Union Home Minister Amit Shah will table the controversial Citizenship Amendment Bill in Lok Sabha on Monday. The bill is likely to trigger a showdown in Parliament.

The bill proposes an amendment in a 1955 law to provide citizenship to persecuted Hindus, Buddhists, Sikhs, Jains, Parsis and Christians from the Muslim-majority nations of Bangladesh, Afghanistan and Pakistan. If passed, it will grant citizenship to persecuted people from these communities, provided they have resided in India for six years. The cut-off date is December 31, 2014.

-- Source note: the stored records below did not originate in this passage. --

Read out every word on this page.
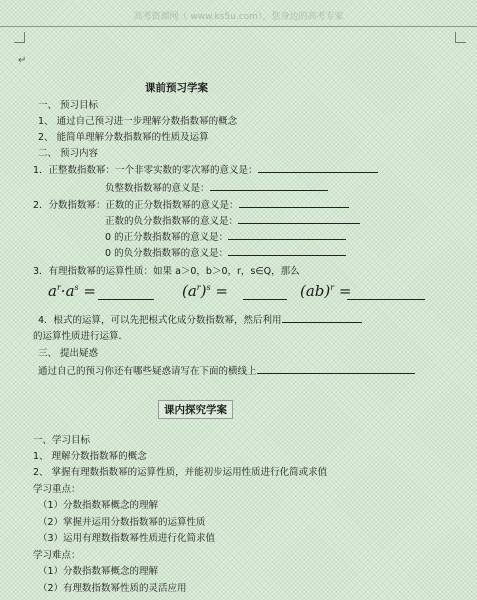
高考资源网（ www.ks5u.com），您身边的高考专家
↵
课前预习学案
一、 预习目标
1、 通过自己预习进一步理解分数指数幂的概念
2、 能简单理解分数指数幂的性质及运算
二、 预习内容
1．正整数指数幂：一个非零实数的零次幂的意义是：
负整数指数幂的意义是：
2．分数指数幂：正数的正分数指数幂的意义是：
正数的负分数指数幂的意义是：
0 的正分数指数幂的意义是：
0 的负分数指数幂的意义是：
3．有理指数幂的运算性质：如果 a＞0，b＞0，r，s∈Q，那么
$a^r\cdot a^s$ =	$(a^r)^s$ =	(ab)$^r$ =
4．根式的运算，可以先把根式化成分数指数幂，然后利用
的运算性质进行运算．
三、 提出疑惑
通过自己的预习你还有哪些疑惑请写在下面的横线上
课内探究学案
一、学习目标
1、 理解分数指数幂的概念
2、 掌握有理数指数幂的运算性质，并能初步运用性质进行化简或求值
学习重点：
（1）分数指数幂概念的理解
（2）掌握并运用分数指数幂的运算性质
（3）运用有理数指数幂性质进行化简求值
学习难点：
（1）分数指数幂概念的理解
（2）有理数指数幂性质的灵活应用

The proposed law was approved by the 16th Lok Sabha but it lapsed after not being introduced in the Rajya Sabha. This time too, its passage in the Lower House is expected to be easy, where the Bharatiya Janata Party-led National Democratic Alliance has majority. However, the government may find it difficult to push it through the Upper House.

Protests have been going on against the draft law in the North East and cities such as Delhi and Bengaluru. Opposition parties such as the Congress, the Samajwadi Party, the All India Majlis-e-Ittehadul Muslimeen, the Trinamool Congress, and the Dravida Munnetra Kazhagam are against the amendments. Echoing Majlis’ leader Asaduddin Owaisi, Congress leader Shashi Tharoor on Sunday warned that passage of the Bill would mark the definitive victory of Muhammad Ali Jinnah’s politics over that of Mahatma Gandhi’s, and reduce India to a “Hindutva version of Pakistan”.

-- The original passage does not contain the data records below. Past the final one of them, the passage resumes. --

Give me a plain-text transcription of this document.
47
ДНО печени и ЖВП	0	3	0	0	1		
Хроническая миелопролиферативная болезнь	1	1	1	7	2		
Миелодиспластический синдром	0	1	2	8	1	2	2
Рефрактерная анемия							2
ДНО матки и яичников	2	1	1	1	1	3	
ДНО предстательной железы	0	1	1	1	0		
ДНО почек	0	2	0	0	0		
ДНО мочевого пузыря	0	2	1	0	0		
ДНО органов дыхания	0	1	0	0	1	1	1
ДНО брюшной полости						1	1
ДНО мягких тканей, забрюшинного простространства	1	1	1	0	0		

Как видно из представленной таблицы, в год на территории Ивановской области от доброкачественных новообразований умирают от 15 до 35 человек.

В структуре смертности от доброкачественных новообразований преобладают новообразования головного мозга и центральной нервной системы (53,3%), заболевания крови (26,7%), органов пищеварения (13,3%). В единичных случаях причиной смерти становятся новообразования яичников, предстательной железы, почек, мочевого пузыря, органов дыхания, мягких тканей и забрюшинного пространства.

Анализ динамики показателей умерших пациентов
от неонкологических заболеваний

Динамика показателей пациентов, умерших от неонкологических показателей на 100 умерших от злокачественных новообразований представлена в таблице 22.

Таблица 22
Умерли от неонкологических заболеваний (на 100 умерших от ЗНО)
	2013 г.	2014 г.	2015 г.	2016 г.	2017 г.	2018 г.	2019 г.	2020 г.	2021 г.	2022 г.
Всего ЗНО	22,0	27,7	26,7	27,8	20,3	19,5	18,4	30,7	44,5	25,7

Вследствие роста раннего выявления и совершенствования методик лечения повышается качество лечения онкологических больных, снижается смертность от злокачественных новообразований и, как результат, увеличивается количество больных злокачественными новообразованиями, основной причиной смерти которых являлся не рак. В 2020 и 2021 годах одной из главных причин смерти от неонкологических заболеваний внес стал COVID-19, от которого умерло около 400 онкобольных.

However, the Bharatiya Janata Party maintained that the legislation is required to provide refuge to “persecuted minorities” in neighbouring countries, NDTV reported. “This bill intends to protect people who have been religiously persecuted in Pakistan, Afghanistan and Bangladesh...so how can you expect it to be secular?” Assam BJP leader Himanta Biswa Sarma said.

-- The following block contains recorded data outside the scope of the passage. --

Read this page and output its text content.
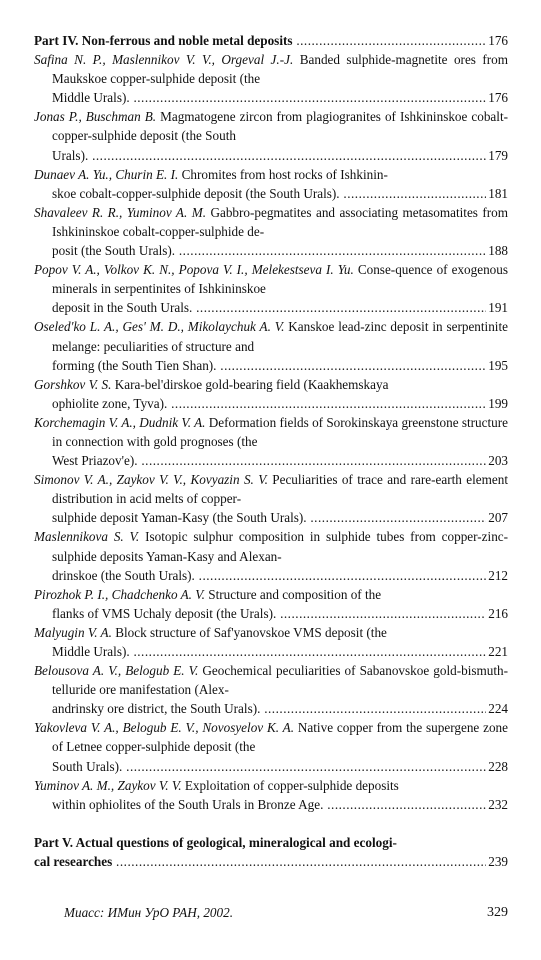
Part IV. Non-ferrous and noble metal deposits .....	176
Safina N. P., Maslennikov V. V., Orgeval J.-J. Banded sulphide-magnetite ores from Maukskoe copper-sulphide deposit (the
Middle Urals). .....	176
Jonas P., Buschman B. Magmatogene zircon from plagiogranites of Ishkininskoe cobalt-copper-sulphide deposit (the South
Urals). .....	179
Dunaev A. Yu., Churin E. I. Chromites from host rocks of Ishkinin-
skoe cobalt-copper-sulphide deposit (the South Urals). .....	181
Shavaleev R. R., Yuminov A. M. Gabbro-pegmatites and associating metasomatites from Ishkininskoe cobalt-copper-sulphide de-
posit (the South Urals). .....	188
Popov V. A., Volkov K. N., Popova V. I., Melekestseva I. Yu. Conse-quence of exogenous minerals in serpentinites of Ishkininskoe
deposit in the South Urals. .....	191
Oseled'ko L. A., Ges' M. D., Mikolaychuk A. V. Kanskoe lead-zinc deposit in serpentinite melange: peculiarities of structure and
forming (the South Tien Shan). .....	195
Gorshkov V. S. Kara-bel'dirskoe gold-bearing field (Kaakhemskaya
ophiolite zone, Tyva). .....	199
Korchemagin V. A., Dudnik V. A. Deformation fields of Sorokinskaya greenstone structure in connection with gold prognoses (the
West Priazov'e). .....	203
Simonov V. A., Zaykov V. V., Kovyazin S. V. Peculiarities of trace and rare-earth element distribution in acid melts of copper-
sulphide deposit Yaman-Kasy (the South Urals). .....	207
Maslennikova S. V. Isotopic sulphur composition in sulphide tubes from copper-zinc-sulphide deposits Yaman-Kasy and Alexan-
drinskoe (the South Urals). .....	212
Pirozhok P. I., Chadchenko A. V. Structure and composition of the
flanks of VMS Uchaly deposit (the Urals). .....	216
Malyugin V. A. Block structure of Saf'yanovskoe VMS deposit (the
Middle Urals). .....	221
Belousova A. V., Belogub E. V. Geochemical peculiarities of Sabanovskoe gold-bismuth-telluride ore manifestation (Alex-
andrinsky ore district, the South Urals). .....	224
Yakovleva V. A., Belogub E. V., Novosyelov K. A. Native copper from the supergene zone of Letnee copper-sulphide deposit (the
South Urals). .....	228
Yuminov A. M., Zaykov V. V. Exploitation of copper-sulphide deposits
within ophiolites of the South Urals in Bronze Age. .....	232
Part V. Actual questions of geological, mineralogical and ecologi-
cal researches .....	239
Миасс: ИМин УрО РАН, 2002.	329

Home Minister Shah may announce some “alternative arrangements” to address Manipur’s concerns. These measures could either be an entry and exit permit system or a provision for Inner Line Permit, Manipur Chief Minister N Biren Singh, who led a delegation to meet Shah on December 3, told The Indian Express.

“The Union Home Minister assured us that an alternative arrangement would be made to protect the indigenous communities of Manipur,” said Singh. “We had proposed one of two courses — re-establishment of the Entry and Exit Permit System which was in place till 1950, or extension of the ILP to Manipur.”

The Inner Line Permit is a document that Indian citizens from other states require to enter Arunachal Pradesh, Mizoram and most of Nagaland. It flows from the Bengal Eastern Frontier Regulation, which was put in place in 1873 by the colonial government to insulate the plains and valleys of the North East, replete with commercial potential, from the hills inhabited by tribes whom the British deemed ungovernable and “savage”. Outsiders cannot overstay the timeline mentioned in their permits.